Amerika Birleşik Devletleri’nde sosyal medyanın zararları ve siyasi kutuplaşma söz konusu olduğunda en büyük endişelerden biri, yankı odalarının veya medya balonlarında faaliyet gösteren insanların korkusudur. İnsanlar yalnızca zaten aynı fikirde oldukları fikirleri duyarlarsa veya dünya görüşleriyle uyumlu hikayeler görürlerse, inançlarının gerçek dünyayı yansıtıp yansıtmadığına bakılmaksızın inançlarında daha köklü olabilirler. Ayrıca manipüle edilmeleri daha kolay ve daha aşırı hale gelebilirler.
İlginçtir ki, araştırmalar büyük ölçüde insanların büyük çoğunluğunun mükemmel kapalı yankı odalarında yaşamadığını göstermektedir. İnsanların sadece yüzde 4’ünün çevrimiçi yankı odalarında faaliyet gösterdiği ve örneğin Twitter’daki çoğu insanın herhangi bir siyasi hesabı takip etmediği tespit edildi. Temel olarak, çoğu insan siyaseti takip etmiyor ve siyasi yelpazenin farklı taraflarından en azından biraz bilgi alan birçok insan. Bununla birlikte, yankı odaları ve medya balonları bir sorundur, çünkü insanları radikalleştirebilir, içinde yaşayan insanları olumsuz yönde etkileyebilir ve daha geniş siyasi manzarayı bozabilir.
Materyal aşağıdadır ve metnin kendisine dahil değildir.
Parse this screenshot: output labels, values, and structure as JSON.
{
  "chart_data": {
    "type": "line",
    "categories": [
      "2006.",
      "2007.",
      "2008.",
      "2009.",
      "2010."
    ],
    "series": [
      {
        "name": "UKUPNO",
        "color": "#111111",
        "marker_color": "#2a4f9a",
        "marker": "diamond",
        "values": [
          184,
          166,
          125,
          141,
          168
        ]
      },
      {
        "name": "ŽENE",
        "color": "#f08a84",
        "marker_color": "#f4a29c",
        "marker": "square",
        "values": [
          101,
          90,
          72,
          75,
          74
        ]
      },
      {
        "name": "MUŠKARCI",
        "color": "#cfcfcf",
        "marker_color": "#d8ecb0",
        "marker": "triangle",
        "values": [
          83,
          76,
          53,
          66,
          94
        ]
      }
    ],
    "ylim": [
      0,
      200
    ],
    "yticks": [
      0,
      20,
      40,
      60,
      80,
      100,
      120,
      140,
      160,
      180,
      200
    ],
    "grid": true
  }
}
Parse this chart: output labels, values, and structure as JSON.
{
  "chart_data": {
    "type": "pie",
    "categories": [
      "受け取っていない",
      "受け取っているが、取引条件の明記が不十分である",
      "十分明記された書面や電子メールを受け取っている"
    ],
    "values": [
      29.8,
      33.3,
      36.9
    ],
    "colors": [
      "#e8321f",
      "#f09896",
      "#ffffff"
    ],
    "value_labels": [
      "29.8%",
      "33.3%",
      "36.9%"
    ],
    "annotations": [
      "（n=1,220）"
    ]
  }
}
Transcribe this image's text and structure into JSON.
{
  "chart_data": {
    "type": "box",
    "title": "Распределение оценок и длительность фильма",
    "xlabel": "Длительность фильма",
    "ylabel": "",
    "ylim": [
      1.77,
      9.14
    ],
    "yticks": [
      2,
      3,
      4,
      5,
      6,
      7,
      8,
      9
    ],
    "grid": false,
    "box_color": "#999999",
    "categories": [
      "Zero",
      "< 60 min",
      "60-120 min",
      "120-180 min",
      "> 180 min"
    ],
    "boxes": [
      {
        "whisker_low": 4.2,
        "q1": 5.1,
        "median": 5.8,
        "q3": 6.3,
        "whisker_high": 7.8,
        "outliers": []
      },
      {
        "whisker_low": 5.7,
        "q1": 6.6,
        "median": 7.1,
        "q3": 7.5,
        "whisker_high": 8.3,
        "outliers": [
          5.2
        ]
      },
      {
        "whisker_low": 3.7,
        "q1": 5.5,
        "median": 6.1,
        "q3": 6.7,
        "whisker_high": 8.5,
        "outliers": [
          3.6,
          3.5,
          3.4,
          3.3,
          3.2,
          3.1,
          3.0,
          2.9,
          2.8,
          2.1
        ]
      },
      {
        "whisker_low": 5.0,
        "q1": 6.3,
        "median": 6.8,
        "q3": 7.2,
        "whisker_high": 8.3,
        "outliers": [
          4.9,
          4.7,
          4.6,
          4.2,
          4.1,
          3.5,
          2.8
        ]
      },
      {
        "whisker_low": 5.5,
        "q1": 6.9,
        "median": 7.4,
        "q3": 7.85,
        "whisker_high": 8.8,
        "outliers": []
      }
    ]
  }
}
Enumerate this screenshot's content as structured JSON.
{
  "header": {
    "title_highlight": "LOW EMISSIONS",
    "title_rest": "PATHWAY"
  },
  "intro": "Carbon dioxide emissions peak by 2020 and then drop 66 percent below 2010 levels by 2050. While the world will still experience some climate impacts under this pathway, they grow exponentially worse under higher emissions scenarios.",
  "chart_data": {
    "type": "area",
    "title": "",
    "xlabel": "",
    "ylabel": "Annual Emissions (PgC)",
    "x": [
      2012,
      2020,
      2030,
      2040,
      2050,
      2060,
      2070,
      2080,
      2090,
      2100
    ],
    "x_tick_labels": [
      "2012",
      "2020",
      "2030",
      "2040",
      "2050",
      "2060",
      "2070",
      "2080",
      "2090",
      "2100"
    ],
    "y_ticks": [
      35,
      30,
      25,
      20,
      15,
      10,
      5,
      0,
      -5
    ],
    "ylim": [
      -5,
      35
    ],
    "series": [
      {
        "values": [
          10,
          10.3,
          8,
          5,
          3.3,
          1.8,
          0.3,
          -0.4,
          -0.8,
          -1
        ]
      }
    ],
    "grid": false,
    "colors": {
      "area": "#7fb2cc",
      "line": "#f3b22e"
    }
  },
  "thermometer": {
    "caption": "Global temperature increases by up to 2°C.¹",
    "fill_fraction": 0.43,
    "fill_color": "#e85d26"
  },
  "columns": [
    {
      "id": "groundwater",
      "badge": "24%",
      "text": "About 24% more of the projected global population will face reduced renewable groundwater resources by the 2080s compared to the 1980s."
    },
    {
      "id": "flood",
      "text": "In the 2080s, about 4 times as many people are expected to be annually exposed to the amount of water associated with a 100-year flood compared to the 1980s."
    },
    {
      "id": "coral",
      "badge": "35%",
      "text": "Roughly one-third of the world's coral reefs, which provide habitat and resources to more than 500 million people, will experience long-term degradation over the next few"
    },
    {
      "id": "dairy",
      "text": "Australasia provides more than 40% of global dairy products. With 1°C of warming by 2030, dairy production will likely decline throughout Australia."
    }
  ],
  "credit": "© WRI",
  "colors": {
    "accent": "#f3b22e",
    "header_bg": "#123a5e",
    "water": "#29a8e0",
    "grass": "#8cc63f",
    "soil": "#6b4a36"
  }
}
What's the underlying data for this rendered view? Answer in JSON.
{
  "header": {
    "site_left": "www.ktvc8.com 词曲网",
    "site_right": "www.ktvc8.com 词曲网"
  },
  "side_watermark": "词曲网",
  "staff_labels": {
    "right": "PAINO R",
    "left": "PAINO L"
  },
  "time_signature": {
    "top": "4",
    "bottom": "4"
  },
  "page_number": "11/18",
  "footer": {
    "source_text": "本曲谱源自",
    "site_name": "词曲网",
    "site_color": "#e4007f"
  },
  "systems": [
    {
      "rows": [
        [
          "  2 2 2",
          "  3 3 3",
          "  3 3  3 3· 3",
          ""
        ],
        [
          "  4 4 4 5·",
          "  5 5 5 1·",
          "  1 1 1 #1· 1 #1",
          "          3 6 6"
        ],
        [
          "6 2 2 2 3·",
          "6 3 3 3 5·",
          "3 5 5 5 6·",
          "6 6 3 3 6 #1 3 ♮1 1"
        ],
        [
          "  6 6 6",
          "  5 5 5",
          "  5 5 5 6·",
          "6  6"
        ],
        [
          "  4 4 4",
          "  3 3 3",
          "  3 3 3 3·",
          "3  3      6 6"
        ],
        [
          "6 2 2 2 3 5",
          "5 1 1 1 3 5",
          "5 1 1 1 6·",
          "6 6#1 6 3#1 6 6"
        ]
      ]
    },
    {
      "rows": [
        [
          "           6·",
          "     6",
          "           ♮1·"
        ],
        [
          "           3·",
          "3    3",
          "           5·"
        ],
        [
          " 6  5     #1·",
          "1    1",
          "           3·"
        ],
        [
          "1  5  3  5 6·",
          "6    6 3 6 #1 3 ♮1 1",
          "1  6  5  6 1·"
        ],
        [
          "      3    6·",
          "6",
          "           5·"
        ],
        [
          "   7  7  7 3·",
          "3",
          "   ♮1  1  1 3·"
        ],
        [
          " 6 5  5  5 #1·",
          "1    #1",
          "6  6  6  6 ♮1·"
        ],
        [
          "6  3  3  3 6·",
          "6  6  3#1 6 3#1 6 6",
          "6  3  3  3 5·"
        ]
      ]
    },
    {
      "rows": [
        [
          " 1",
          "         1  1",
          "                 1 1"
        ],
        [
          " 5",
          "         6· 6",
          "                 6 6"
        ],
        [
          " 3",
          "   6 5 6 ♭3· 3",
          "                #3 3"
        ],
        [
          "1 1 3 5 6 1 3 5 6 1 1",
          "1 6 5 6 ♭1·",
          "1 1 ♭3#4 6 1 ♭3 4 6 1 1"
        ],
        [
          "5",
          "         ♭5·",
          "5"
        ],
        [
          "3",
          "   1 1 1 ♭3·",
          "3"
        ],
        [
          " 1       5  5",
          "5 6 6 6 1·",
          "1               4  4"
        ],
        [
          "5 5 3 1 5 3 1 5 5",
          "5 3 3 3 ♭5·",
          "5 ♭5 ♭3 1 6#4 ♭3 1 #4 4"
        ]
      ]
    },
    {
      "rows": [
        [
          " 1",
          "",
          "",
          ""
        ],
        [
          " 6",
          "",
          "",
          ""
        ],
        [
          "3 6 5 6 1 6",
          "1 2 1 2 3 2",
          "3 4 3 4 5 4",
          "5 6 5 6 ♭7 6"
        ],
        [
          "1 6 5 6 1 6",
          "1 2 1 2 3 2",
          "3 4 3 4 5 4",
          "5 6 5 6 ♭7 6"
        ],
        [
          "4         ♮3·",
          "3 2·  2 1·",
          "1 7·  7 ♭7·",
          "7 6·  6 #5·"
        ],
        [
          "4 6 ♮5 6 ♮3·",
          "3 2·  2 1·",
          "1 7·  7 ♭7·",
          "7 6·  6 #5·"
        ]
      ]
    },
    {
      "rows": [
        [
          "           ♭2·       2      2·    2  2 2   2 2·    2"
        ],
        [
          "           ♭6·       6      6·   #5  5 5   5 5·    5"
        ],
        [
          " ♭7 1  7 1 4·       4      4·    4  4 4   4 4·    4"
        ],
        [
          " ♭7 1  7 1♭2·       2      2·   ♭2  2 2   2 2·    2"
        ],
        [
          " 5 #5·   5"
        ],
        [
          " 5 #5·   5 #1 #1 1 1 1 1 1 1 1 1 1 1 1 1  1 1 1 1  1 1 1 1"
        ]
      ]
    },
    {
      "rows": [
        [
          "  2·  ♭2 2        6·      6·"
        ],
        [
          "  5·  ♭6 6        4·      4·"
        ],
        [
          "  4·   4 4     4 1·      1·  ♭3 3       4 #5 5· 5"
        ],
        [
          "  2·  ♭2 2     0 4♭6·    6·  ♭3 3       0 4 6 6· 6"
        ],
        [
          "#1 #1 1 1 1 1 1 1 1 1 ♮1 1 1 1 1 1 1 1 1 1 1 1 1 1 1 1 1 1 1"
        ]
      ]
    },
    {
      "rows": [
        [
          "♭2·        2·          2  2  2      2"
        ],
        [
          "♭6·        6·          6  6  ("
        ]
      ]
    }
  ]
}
Davis, Kaliforniya Üniversitesi’nde iletişim profesörü olan Magdalena Wojcieszak, “Aşırı önyargılı medyayı tüketen ve sosyal platformlarda yankı odalarında yaşayan nüfusun alt grubu çok sonuçlu” dedi. “Daha siyasi çıkarcı, daha katılımcı, daha partizan ve daha kutuplaşmış durumdalar. Bütün bunlardan dolayı siyasette yer alma olasılıkları daha yüksek.”
Wojcieszak, bu insanların politik olarak çok ilgili oldukları için, Amerikan siyaseti üzerinde orantısız bir etkiye sahip olduklarını söylüyor. Genellikle odadaki en yüksek seslerdir. Politik olarak aktif olan insanların görüşlerinin doğrulanmasını sevdiklerini, böylece görüşleriyle uyumlu hesapları takip edebileceklerini ve yankı odalarına girebileceklerini söylüyor. Sosyal medya, onlara politik olarak katılan insanları bulmayı kolaylaştırır ve algoritmalar genellikle onlara beğenecekleri içeriği verir. Bütün bunlar sonunda insanların tavşan deliklerinden aşağı inmesine ve politik olarak daha aşırı hale gelmesine yol açabilir.
“Sizi daha aşırı veya kutuplaşmış hale getiriyor. Tutumlarınızı güçlendirir. Aynı zamanda bu gruba ait olma duygunuzu güçlendirir ve diğer gruplara karşı olumsuzluğunuzu ve düşmanlığınızı güçlendirir “diyor Wojcieszak. “Sen kendini meşru, iyi, erdemli sanıyorsun. Diğerleri kötüdür.”
İnsanlar gerçeklere sahip olanların sadece kendileri olduğunu ve diğer tarafın gayrimeşru olduğunu düşünmeye başlayabilirler. (Belki de bunu çok uzun zaman önce bir sosyal medya şirketi için on milyarlarca dolar ödeyen birinde gördünüz.) Wojcieszak, radikalleşme sürecinin, kendilerinden daha aşırı olanlarla sadece birkaç ortak siyasi görüşe sahip olmalarıyla başlayabileceğini söylüyor. Çevrimiçi olarak bu aşırı aktörlerle aynı hizada olan birkaç tutuma sahip olmak, onları tavşan deliğinden aşağı çeken tuzak olabilir.
Wojcieszak, “Bu bireysel psikolojik ve algoritmik onaylama sürecine girmek için, soldan veya sağdan bir tür anlatıya bir dereceye kadar açık olmanız gerekir” diyor. “Bazı görüşlere sahip olduğunuz bazı sosyal veya politik konular varsa, bu süreci başlatabilir.”